𝐂𝐇𝐀𝐏𝐈𝐓𝐑𝐄 𝟐𝟐



















— U  L  T  I  M  E    S  O  U  H  A  I  T —
































             L’AIR EST FRAIS et je frotte mes bras de mes mains en regardant autour de nous. Aucune voiture ne s’arrête à notre hauteur, songeant sans doute que nous avons appelé une dépanneuse. Et Ace l’a effectivement fait mais il a aussi passé un coup de fil à son caméraman — propriétaire du véhicule puisque le noiraud, et je viens de le découvrir, n’a pas le permis — qui lui a demandé d’annuler la course et l’a prévenu qu’il arrivait.

             Ace a tout de même tenu à ouvrir le capot comme s’il avait la moindre connaissance de ces engins et soupire depuis dix minutes maintenant en inspectant son ventre. Je lève les yeux au ciel face au spectacle déprimant.

Ecoute, pas besoin de te casser la tête, Marc va arriver.

— Ouais, mais pas avant une heure, lance le noiraud. Et ensuite il en faudra une autre pour régler le problème.

             Mais yeux s’écarquillent. Je n’ai sûrement pas envie de rester une heure dans le froid mordant de la nuit, mes dents claquant l’une contre l’autre. Il semble lire clairement mes pensées sur mon expression faciale car, haussant les épaules, il lance simplement :

— On a qu’à finir à pied. Marc m’a dit que je pouvais la laisser là où elle était si je fermais et emportait les clés puisqu’il en a un double.

             Mes sourcils se froncent.

— Je pense pas, je lâche simplement.

— Et pourquoi ça ? Tu tiens vraiment à rester debout dans le froid pendant deux heures ?

— Je peux toujours rester dans la voiture. Je préfère être assise au chaud pendant deux heures et m’ennuyer formellement que debout, marchant en grelottant pendant trois heures.

             Les sourcils d’Ace se haussent violemment.

— Trois heures !? s’exclame-t-il. Mais t’habite super loin !

— Tu l’as bien vu sur le GPS ! je m’exclame.

— Non, je sais à peine me servir de ce truc alors j’ignore tout ce qui concerne les calculs d’itinéraire et longueur.

             Poussant un soupir, je penche tout de même la tête sur le côté dans un geste approbateur. Ce monde est entièrement nouveau pour le noiraud alors je ne peux décemment pas lui reprocher d’être dépassé par tout ce qu’il s’y produit, ses règles et technologies. D’autant plus que, dans l’ensemble, il s’en sort extrêmement bien.

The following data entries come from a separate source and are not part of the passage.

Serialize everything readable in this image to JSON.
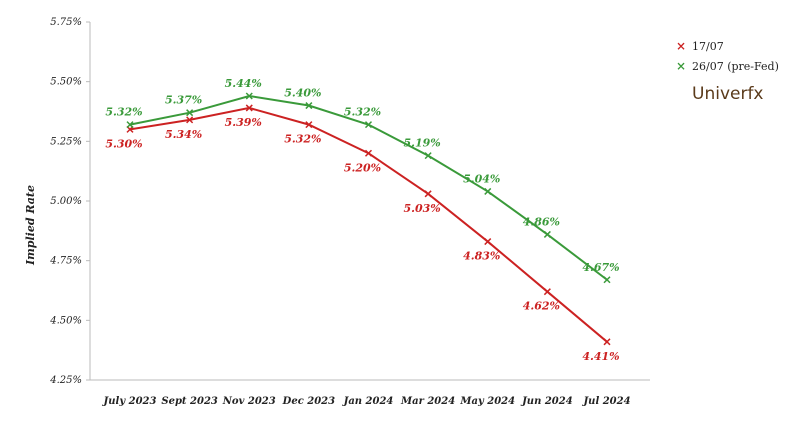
{
  "chart_data": {
    "type": "line",
    "categories": [
      "July 2023",
      "Sept 2023",
      "Nov 2023",
      "Dec 2023",
      "Jan 2024",
      "Mar 2024",
      "May 2024",
      "Jun 2024",
      "Jul 2024"
    ],
    "ylabel": "Implied Rate",
    "xlabel": "",
    "ylim": [
      4.25,
      5.75
    ],
    "yticks": [
      "4.25%",
      "4.50%",
      "4.75%",
      "5.00%",
      "5.25%",
      "5.50%",
      "5.75%"
    ],
    "grid": false,
    "legend_position": "top-right",
    "series": [
      {
        "name": "17/07",
        "color": "#cc2222",
        "values": [
          5.3,
          5.34,
          5.39,
          5.32,
          5.2,
          5.03,
          4.83,
          4.62,
          4.41
        ],
        "labels": [
          "5.30%",
          "5.34%",
          "5.39%",
          "5.32%",
          "5.20%",
          "5.03%",
          "4.83%",
          "4.62%",
          "4.41%"
        ]
      },
      {
        "name": "26/07 (pre-Fed)",
        "color": "#3a9a3a",
        "values": [
          5.32,
          5.37,
          5.44,
          5.4,
          5.32,
          5.19,
          5.04,
          4.86,
          4.67
        ],
        "labels": [
          "5.32%",
          "5.37%",
          "5.44%",
          "5.40%",
          "5.32%",
          "5.19%",
          "5.04%",
          "4.86%",
          "4.67%"
        ]
      }
    ]
  },
  "legend": {
    "marker": "×",
    "items": [
      {
        "label": "17/07",
        "color": "#cc2222"
      },
      {
        "label": "26/07 (pre-Fed)",
        "color": "#3a9a3a"
      }
    ]
  },
  "brand": {
    "text": "Univerfx"
  }
}
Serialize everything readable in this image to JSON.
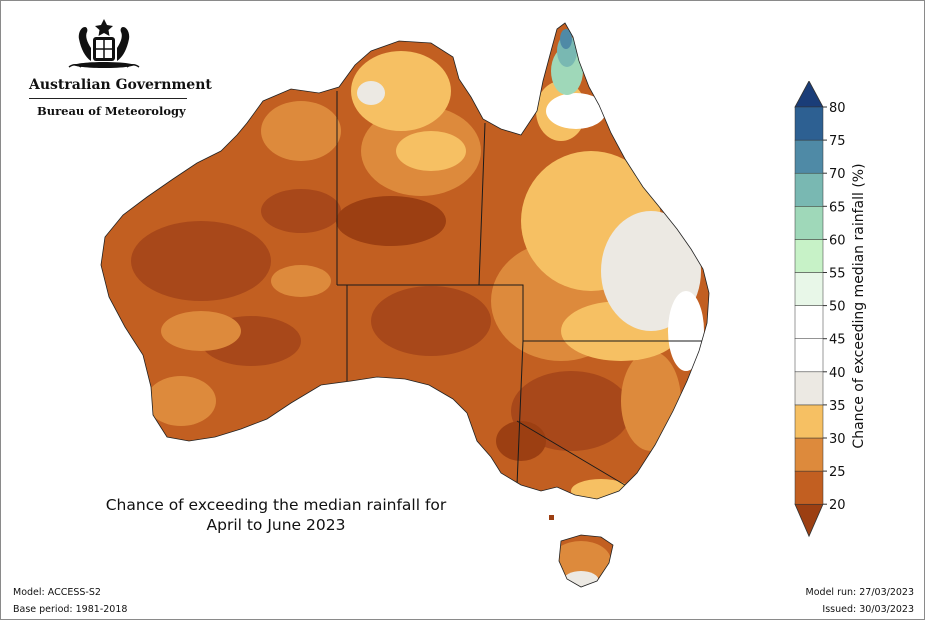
{
  "header": {
    "government": "Australian Government",
    "agency": "Bureau of Meteorology"
  },
  "map": {
    "title_line1": "Chance of exceeding the median rainfall for",
    "title_line2": "April to June 2023"
  },
  "legend": {
    "label": "Chance of exceeding median rainfall (%)",
    "ticks": [
      "20",
      "25",
      "30",
      "35",
      "40",
      "45",
      "50",
      "55",
      "60",
      "65",
      "70",
      "75",
      "80"
    ],
    "colors": [
      "#9c3f12",
      "#c25f21",
      "#dd8a3c",
      "#f6c063",
      "#ece9e3",
      "#ffffff",
      "#ffffff",
      "#e8f7e8",
      "#c7f2c7",
      "#9fd8b9",
      "#79b8b2",
      "#4f8aa6",
      "#2d6092",
      "#1a3d78"
    ]
  },
  "footer": {
    "model": "Model: ACCESS-S2",
    "base_period": "Base period: 1981-2018",
    "model_run": "Model run: 27/03/2023",
    "issued": "Issued: 30/03/2023"
  }
}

             Haussant les épaules, il prend une profonde inspiration avant d’exécuter divers bruits de bouches. Mes oreilles tiltent à ce bruit. Il me rappelle le comportement de Jake Peralta dans la série Brooklyn Nine-Nine lorsqu’il se sent embarrassé.

             Je réalise aussitôt qu’il se retient de dire quelque chose.

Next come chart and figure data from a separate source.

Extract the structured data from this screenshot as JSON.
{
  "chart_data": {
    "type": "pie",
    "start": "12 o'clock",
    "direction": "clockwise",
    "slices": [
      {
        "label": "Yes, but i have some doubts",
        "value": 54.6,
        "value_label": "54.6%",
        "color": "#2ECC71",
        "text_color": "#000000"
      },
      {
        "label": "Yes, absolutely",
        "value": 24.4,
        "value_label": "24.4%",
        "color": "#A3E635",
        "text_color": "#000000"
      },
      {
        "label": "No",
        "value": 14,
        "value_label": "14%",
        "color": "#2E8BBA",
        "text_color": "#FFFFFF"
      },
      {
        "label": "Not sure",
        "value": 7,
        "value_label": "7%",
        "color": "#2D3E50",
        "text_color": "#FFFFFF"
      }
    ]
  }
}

— Crache le morceau, j’ordonne brutalement.

— Quoi ? Mais de quoi tu parles ? J’ai vraiment aucun truc à dire ! Non, mais (T/P), sérieusement, tout n’est pas toujours cachoterie et mystères ! Apprends à te calmer un peu et te contrôler et…

— Ace.

— J’habite à dix minutes d’ici.

             Les mains sur les hanches et la tête baissée, il entreprend de creuser le sol de béton de la pointe de ses pieds, sans doute habitué à faire ce geste sur les plages de sable blanc qu’il a foulé. Mon sourcil se hausse face à ce flagrant aveu d’embarras.

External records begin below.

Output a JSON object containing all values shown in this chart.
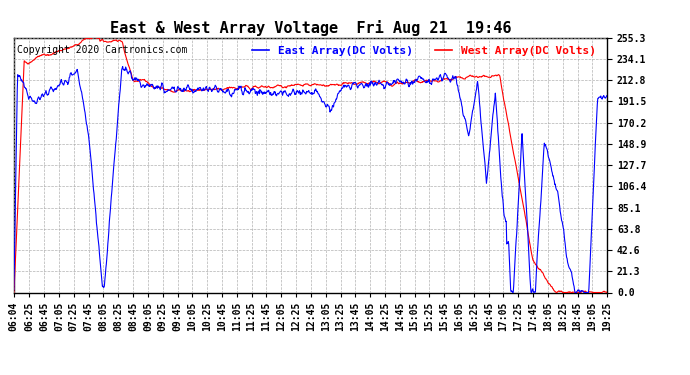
{
  "title": "East & West Array Voltage  Fri Aug 21  19:46",
  "copyright": "Copyright 2020 Cartronics.com",
  "legend_east": "East Array(DC Volts)",
  "legend_west": "West Array(DC Volts)",
  "east_color": "blue",
  "west_color": "red",
  "bg_color": "white",
  "grid_color": "#aaaaaa",
  "yticks": [
    0.0,
    21.3,
    42.6,
    63.8,
    85.1,
    106.4,
    127.7,
    148.9,
    170.2,
    191.5,
    212.8,
    234.1,
    255.3
  ],
  "ymin": 0.0,
  "ymax": 255.3,
  "xtick_labels": [
    "06:04",
    "06:25",
    "06:45",
    "07:05",
    "07:25",
    "07:45",
    "08:05",
    "08:25",
    "08:45",
    "09:05",
    "09:25",
    "09:45",
    "10:05",
    "10:25",
    "10:45",
    "11:05",
    "11:25",
    "11:45",
    "12:05",
    "12:25",
    "12:45",
    "13:05",
    "13:25",
    "13:45",
    "14:05",
    "14:25",
    "14:45",
    "15:05",
    "15:25",
    "15:45",
    "16:05",
    "16:25",
    "16:45",
    "17:05",
    "17:25",
    "17:45",
    "18:05",
    "18:25",
    "18:45",
    "19:05",
    "19:25"
  ],
  "font_name": "monospace",
  "title_fontsize": 11,
  "tick_fontsize": 7,
  "legend_fontsize": 8,
  "copyright_fontsize": 7
}
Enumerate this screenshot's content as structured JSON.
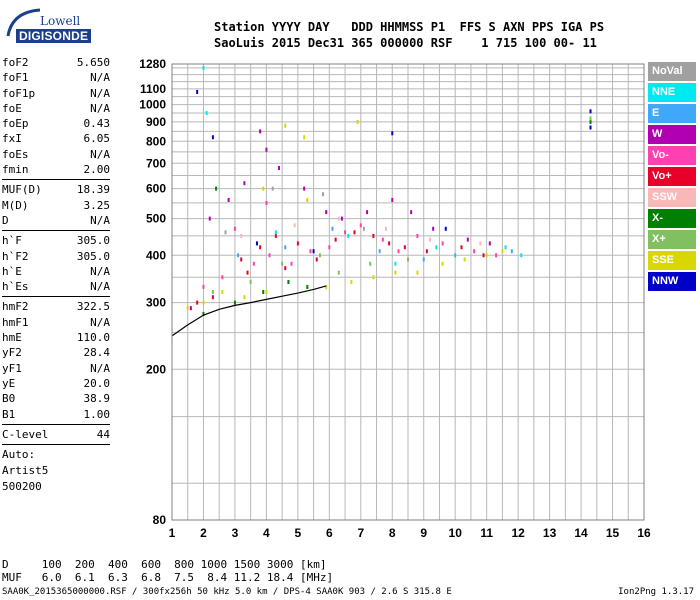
{
  "logo": {
    "line1": "Lowell",
    "line2": "DIGISONDE"
  },
  "header": {
    "line1": "Station YYYY DAY   DDD HHMMSS P1  FFS S AXN PPS IGA PS",
    "line2": "SaoLuis 2015 Dec31 365 000000 RSF    1 715 100 00- 11"
  },
  "params_group1": [
    {
      "name": "foF2",
      "value": "5.650"
    },
    {
      "name": "foF1",
      "value": "N/A"
    },
    {
      "name": "foF1p",
      "value": "N/A"
    },
    {
      "name": "foE",
      "value": "N/A"
    },
    {
      "name": "foEp",
      "value": "0.43"
    },
    {
      "name": "fxI",
      "value": "6.05"
    },
    {
      "name": "foEs",
      "value": "N/A"
    },
    {
      "name": "fmin",
      "value": "2.00"
    }
  ],
  "params_group2": [
    {
      "name": "MUF(D)",
      "value": "18.39"
    },
    {
      "name": "M(D)",
      "value": "3.25"
    },
    {
      "name": "D",
      "value": "N/A"
    }
  ],
  "params_group3": [
    {
      "name": "h`F",
      "value": "305.0"
    },
    {
      "name": "h`F2",
      "value": "305.0"
    },
    {
      "name": "h`E",
      "value": "N/A"
    },
    {
      "name": "h`Es",
      "value": "N/A"
    }
  ],
  "params_group4": [
    {
      "name": "hmF2",
      "value": "322.5"
    },
    {
      "name": "hmF1",
      "value": "N/A"
    },
    {
      "name": "hmE",
      "value": "110.0"
    },
    {
      "name": "yF2",
      "value": "28.4"
    },
    {
      "name": "yF1",
      "value": "N/A"
    },
    {
      "name": "yE",
      "value": "20.0"
    },
    {
      "name": "B0",
      "value": "38.9"
    },
    {
      "name": "B1",
      "value": "1.00"
    }
  ],
  "params_group5": [
    {
      "name": "C-level",
      "value": "44"
    }
  ],
  "auto": {
    "line1": "Auto:",
    "line2": "Artist5",
    "line3": "500200"
  },
  "legend": [
    {
      "label": "NoVal",
      "color": "#a0a0a0"
    },
    {
      "label": "NNE",
      "color": "#00e8f0"
    },
    {
      "label": "E",
      "color": "#40a8f8"
    },
    {
      "label": "W",
      "color": "#b000b0"
    },
    {
      "label": "Vo-",
      "color": "#ff40b0"
    },
    {
      "label": "Vo+",
      "color": "#e8002a"
    },
    {
      "label": "SSW",
      "color": "#f8b8b8"
    },
    {
      "label": "X-",
      "color": "#008000"
    },
    {
      "label": "X+",
      "color": "#80c060"
    },
    {
      "label": "SSE",
      "color": "#d8d800"
    },
    {
      "label": "NNW",
      "color": "#0000c8"
    }
  ],
  "footer": {
    "d_line": "D     100  200  400  600  800 1000 1500 3000 [km]",
    "muf_line": "MUF   6.0  6.1  6.3  6.8  7.5  8.4 11.2 18.4 [MHz]",
    "info": "SAA0K_2015365000000.RSF / 300fx256h 50 kHz 5.0 km / DPS-4 SAA0K 903 / 2.6 S 315.8 E",
    "version": "Ion2Png 1.3.17"
  },
  "chart_data": {
    "type": "scatter",
    "title": "",
    "xlabel": "",
    "ylabel": "",
    "xlim": [
      1,
      16
    ],
    "ylim": [
      80,
      1280
    ],
    "y_scale": "log",
    "x_ticks": [
      1,
      2,
      3,
      4,
      5,
      6,
      7,
      8,
      9,
      10,
      11,
      12,
      13,
      14,
      15,
      16
    ],
    "y_ticks": [
      80,
      200,
      300,
      400,
      500,
      600,
      700,
      800,
      900,
      1000,
      1100,
      1280
    ],
    "grid": true,
    "legend_position": "right",
    "series": [
      {
        "name": "Vo+",
        "color": "#e8002a",
        "points": [
          [
            1.8,
            300
          ],
          [
            2.3,
            310
          ],
          [
            3.2,
            390
          ],
          [
            3.8,
            420
          ],
          [
            4.3,
            450
          ],
          [
            5.0,
            430
          ],
          [
            6.2,
            440
          ],
          [
            6.8,
            460
          ],
          [
            7.4,
            450
          ],
          [
            7.9,
            430
          ],
          [
            8.4,
            420
          ],
          [
            9.1,
            410
          ],
          [
            10.2,
            420
          ],
          [
            10.9,
            400
          ],
          [
            3.4,
            360
          ],
          [
            4.6,
            370
          ],
          [
            5.6,
            390
          ]
        ]
      },
      {
        "name": "Vo-",
        "color": "#ff40b0",
        "points": [
          [
            2.0,
            330
          ],
          [
            2.6,
            350
          ],
          [
            3.6,
            380
          ],
          [
            4.1,
            400
          ],
          [
            4.8,
            380
          ],
          [
            5.4,
            410
          ],
          [
            6.0,
            420
          ],
          [
            6.5,
            460
          ],
          [
            7.0,
            480
          ],
          [
            7.7,
            440
          ],
          [
            8.2,
            410
          ],
          [
            8.8,
            450
          ],
          [
            9.6,
            430
          ],
          [
            10.6,
            410
          ],
          [
            11.3,
            400
          ],
          [
            3.0,
            470
          ],
          [
            4.0,
            550
          ]
        ]
      },
      {
        "name": "W",
        "color": "#b000b0",
        "points": [
          [
            1.6,
            290
          ],
          [
            2.2,
            500
          ],
          [
            2.8,
            560
          ],
          [
            3.3,
            620
          ],
          [
            4.4,
            680
          ],
          [
            5.2,
            600
          ],
          [
            5.9,
            520
          ],
          [
            6.4,
            500
          ],
          [
            7.2,
            520
          ],
          [
            8.0,
            560
          ],
          [
            8.6,
            520
          ],
          [
            9.3,
            470
          ],
          [
            10.4,
            440
          ],
          [
            11.1,
            430
          ],
          [
            4.0,
            760
          ],
          [
            3.8,
            850
          ]
        ]
      },
      {
        "name": "SSE",
        "color": "#d8d800",
        "points": [
          [
            1.5,
            290
          ],
          [
            2.0,
            300
          ],
          [
            2.6,
            320
          ],
          [
            3.3,
            310
          ],
          [
            4.0,
            320
          ],
          [
            4.7,
            340
          ],
          [
            5.3,
            560
          ],
          [
            5.9,
            330
          ],
          [
            6.7,
            340
          ],
          [
            7.4,
            350
          ],
          [
            8.1,
            360
          ],
          [
            8.8,
            360
          ],
          [
            9.6,
            380
          ],
          [
            10.3,
            390
          ],
          [
            11.0,
            400
          ],
          [
            11.5,
            410
          ],
          [
            3.9,
            600
          ],
          [
            4.6,
            880
          ],
          [
            5.2,
            820
          ],
          [
            6.9,
            900
          ]
        ]
      },
      {
        "name": "X-",
        "color": "#008000",
        "points": [
          [
            2.0,
            280
          ],
          [
            3.0,
            300
          ],
          [
            3.9,
            320
          ],
          [
            4.7,
            340
          ],
          [
            5.3,
            330
          ],
          [
            2.4,
            600
          ],
          [
            14.3,
            900
          ]
        ]
      },
      {
        "name": "X+",
        "color": "#80c060",
        "points": [
          [
            2.3,
            320
          ],
          [
            3.5,
            340
          ],
          [
            4.5,
            380
          ],
          [
            5.7,
            400
          ],
          [
            6.3,
            360
          ],
          [
            7.3,
            380
          ],
          [
            8.5,
            390
          ],
          [
            14.3,
            920
          ]
        ]
      },
      {
        "name": "NNE",
        "color": "#00e8f0",
        "points": [
          [
            2.0,
            1250
          ],
          [
            2.1,
            950
          ],
          [
            4.3,
            460
          ],
          [
            6.6,
            450
          ],
          [
            8.1,
            380
          ],
          [
            9.4,
            420
          ],
          [
            11.6,
            420
          ],
          [
            12.1,
            400
          ]
        ]
      },
      {
        "name": "E",
        "color": "#40a8f8",
        "points": [
          [
            3.1,
            400
          ],
          [
            4.6,
            420
          ],
          [
            6.1,
            470
          ],
          [
            7.6,
            410
          ],
          [
            9.0,
            390
          ],
          [
            10.0,
            400
          ],
          [
            11.8,
            410
          ]
        ]
      },
      {
        "name": "NNW",
        "color": "#0000c8",
        "points": [
          [
            1.8,
            1080
          ],
          [
            2.3,
            820
          ],
          [
            3.7,
            430
          ],
          [
            5.5,
            410
          ],
          [
            8.0,
            840
          ],
          [
            9.7,
            470
          ],
          [
            14.3,
            960
          ],
          [
            14.3,
            870
          ]
        ]
      },
      {
        "name": "SSW",
        "color": "#f8b8b8",
        "points": [
          [
            3.2,
            450
          ],
          [
            4.9,
            480
          ],
          [
            6.3,
            500
          ],
          [
            7.8,
            470
          ],
          [
            9.2,
            440
          ],
          [
            10.8,
            430
          ]
        ]
      },
      {
        "name": "NoVal",
        "color": "#a0a0a0",
        "points": [
          [
            2.7,
            460
          ],
          [
            4.2,
            600
          ],
          [
            5.8,
            580
          ],
          [
            7.1,
            470
          ]
        ]
      }
    ],
    "profile_curve": [
      [
        1.0,
        245
      ],
      [
        1.5,
        262
      ],
      [
        2.0,
        278
      ],
      [
        2.5,
        288
      ],
      [
        3.0,
        295
      ],
      [
        3.5,
        300
      ],
      [
        4.0,
        306
      ],
      [
        4.5,
        312
      ],
      [
        5.0,
        318
      ],
      [
        5.5,
        325
      ],
      [
        5.9,
        332
      ]
    ]
  }
}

             Dans ma poitrine, mon cœur bat à toute vitesse. Je crains de me ridiculiser en ayant mal compris. J’ai la sensation qu’il m’invite chez lui mais il peut tout aussi bien me faire savoir qu’il n’a aucune envie de s’éterniser longuement et préfèrerait que je prenne un taxi puisque, lui, n’a plus beaucoup de route à faire.

— Je… Je ne sais pas si un taxi acceptera de me raccompagner à cette heure-là et…

— En fait, je te proposais de passer la nuit chez moi, me coupe-t-il, toujours en fuyant mon regard.

             Mes yeux s’écarquillent et il lève les siens vers moi. Mon rythme cardiaque effréné rend ma capacité à respirer compliquée et de denses vapeurs enlisent mon esprit. Je ne parviens pas à réfléchir correctement.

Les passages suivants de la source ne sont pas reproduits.